Other per-pod calls should also have such a sync option. Imagine changing parallel-syncs or auth-pass. It is essentially the same problem and same solution. We add sync as an optional parameter to sentinel set <pod> <key> <value>. An argument could be made to make sentinel set always push it’s changes to known-slaves, however. I have not yet thought of a situation where, outside of a remove command, you would not want or need the changes propagated to known-Sentinels.

On a related note, I want to bring back up the notions of sentinel remove slave as a desirable option to remove a slave from Sentinel’s known slaves for a pod as opposed to resetting the entre pod. This is a safer way to remove old slaves from a pod.

For handling the case of removing a single Sentinel from the other Sentinels’ know-Sentinels list, Sentinel should publish a goodbye message to indicated it is intentionally going away. This message would be published the same way, and to the same location, as the hello message. Any Sentinel upon seeing the goodbye message would remove that Sentinel from that pod’s list of known Sentinels. With this in place we would have it be the case tha known-Sentinels would always be accurate.

Summary

These changes are relatively minor ones to Sentinel, but they can have major positive rewards for Sentinel users. Ranging from Sentinel identification to better quorum calculations, and the improved experience for operations (and developers) the sync-ed calls to Sentinel would bring I think these are quick wins we could accomplish in short order. Further, they would not negatively effect (other than time of course) the other, more drastic, changes we are considering for Sentinel.

From The Deepening Dark

In keeping with the spirit of both “simple and noncontroversial” changes as well as “whoah, that’s different!” ones, here is a significant change idea I want to throw out to germinate: optionally storing logical master state/config in a backing store such as Consul. I’ll use Consul as my example for a few reasons, not the least of which is my familiarity with it over eg. Etcd..
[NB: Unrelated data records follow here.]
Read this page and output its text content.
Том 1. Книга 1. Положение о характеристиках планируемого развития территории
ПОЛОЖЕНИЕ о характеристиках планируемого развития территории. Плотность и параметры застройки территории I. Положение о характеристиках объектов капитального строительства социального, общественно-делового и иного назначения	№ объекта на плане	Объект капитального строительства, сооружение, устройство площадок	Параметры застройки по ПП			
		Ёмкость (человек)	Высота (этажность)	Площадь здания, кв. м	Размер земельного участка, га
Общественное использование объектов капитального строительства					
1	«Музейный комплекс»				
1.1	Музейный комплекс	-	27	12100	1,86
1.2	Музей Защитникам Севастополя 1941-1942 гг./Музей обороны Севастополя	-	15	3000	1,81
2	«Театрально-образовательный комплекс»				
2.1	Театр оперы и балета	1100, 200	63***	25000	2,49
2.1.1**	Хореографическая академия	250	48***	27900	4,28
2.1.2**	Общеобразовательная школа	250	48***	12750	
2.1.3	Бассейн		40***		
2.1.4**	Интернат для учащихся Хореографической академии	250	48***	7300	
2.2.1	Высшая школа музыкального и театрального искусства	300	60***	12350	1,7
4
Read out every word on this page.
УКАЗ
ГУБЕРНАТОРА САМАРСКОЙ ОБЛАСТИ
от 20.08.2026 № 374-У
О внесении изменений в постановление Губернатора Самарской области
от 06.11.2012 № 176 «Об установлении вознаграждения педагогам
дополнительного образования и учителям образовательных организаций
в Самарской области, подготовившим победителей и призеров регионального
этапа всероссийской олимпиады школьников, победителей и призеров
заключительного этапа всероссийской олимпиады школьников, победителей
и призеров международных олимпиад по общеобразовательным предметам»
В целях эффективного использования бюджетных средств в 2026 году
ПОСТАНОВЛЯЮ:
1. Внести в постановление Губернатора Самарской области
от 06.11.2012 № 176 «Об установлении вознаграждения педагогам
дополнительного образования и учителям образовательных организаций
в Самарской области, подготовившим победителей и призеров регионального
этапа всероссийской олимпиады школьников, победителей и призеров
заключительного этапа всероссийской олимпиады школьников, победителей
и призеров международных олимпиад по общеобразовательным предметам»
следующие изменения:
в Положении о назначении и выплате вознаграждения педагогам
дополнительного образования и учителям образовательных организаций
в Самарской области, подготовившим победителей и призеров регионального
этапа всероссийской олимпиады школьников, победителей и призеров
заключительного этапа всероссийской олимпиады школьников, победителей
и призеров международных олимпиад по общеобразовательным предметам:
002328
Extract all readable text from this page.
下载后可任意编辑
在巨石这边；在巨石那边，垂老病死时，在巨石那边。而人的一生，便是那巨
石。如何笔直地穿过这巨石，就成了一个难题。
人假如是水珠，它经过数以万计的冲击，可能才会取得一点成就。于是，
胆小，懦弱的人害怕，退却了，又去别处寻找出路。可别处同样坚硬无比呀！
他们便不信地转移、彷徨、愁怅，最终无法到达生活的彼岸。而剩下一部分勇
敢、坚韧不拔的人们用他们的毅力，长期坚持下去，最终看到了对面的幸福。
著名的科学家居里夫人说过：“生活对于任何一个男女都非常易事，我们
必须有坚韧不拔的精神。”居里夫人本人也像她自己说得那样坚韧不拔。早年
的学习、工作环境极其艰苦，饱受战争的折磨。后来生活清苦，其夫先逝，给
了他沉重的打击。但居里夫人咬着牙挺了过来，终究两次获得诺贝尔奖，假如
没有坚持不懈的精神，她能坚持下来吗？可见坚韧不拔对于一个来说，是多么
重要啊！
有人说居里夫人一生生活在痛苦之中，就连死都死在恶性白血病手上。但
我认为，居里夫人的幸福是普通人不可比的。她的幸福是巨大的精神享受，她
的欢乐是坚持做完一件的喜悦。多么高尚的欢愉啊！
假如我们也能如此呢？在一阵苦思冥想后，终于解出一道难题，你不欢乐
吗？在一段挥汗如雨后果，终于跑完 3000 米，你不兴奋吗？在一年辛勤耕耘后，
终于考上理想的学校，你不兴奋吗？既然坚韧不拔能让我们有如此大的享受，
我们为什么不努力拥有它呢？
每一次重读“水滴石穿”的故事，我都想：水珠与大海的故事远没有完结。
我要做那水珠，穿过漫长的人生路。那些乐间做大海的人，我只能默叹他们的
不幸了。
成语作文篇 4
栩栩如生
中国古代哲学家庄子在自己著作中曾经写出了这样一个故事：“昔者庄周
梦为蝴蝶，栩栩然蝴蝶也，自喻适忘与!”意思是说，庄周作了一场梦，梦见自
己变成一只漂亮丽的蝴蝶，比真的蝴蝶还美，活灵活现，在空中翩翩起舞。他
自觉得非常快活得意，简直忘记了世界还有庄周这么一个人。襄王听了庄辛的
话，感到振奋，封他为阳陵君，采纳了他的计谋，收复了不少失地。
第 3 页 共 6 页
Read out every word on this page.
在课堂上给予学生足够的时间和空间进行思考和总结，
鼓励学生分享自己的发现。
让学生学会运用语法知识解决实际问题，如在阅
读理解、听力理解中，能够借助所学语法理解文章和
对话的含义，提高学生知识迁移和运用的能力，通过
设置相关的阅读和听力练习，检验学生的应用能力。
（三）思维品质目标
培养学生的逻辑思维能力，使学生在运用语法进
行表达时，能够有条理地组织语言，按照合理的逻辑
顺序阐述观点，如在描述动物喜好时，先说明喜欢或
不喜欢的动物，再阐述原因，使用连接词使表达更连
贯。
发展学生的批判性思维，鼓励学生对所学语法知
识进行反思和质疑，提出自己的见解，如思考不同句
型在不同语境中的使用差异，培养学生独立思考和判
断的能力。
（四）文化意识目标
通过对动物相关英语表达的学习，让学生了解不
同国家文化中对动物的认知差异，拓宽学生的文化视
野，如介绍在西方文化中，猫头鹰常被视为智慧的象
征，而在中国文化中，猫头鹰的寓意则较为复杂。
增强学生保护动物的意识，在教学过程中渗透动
If Sentinel stored it’s per-pod information in Consul, say /sentinel/<id-or-name>/<pod-name> it would remove, if enabled, the problem of storing this information in the config file - and thus mixing operational daemon config with the state of the systems it manages. From an operational standpoint this would be nice because it would remove the chances a version upgrade or configuration management system ‘oopses’ your managed pods away.

Further, if using Consul, you can integrate with other tools such as using consul-template to automatically detect failovers and update HAproxy or Twemproxy. This would be very handy when you want to isolate the client from needing sentinel support - perhaps in cases where the client library doesn’t support it properly or at all.

Admittedly this would be a significant undertaking, though it would piggyback off of the proposal to add this capability into Redis itself. Naturally it would be an option but in combination with a better interaction with containerized deployments could really extend operational aspects of Sentinel. One of the larger open questions would be “If I added or removed a pod directly via the backing store, what would/should Sentinel do?”. Still, I believe it to be a good avenue to explore.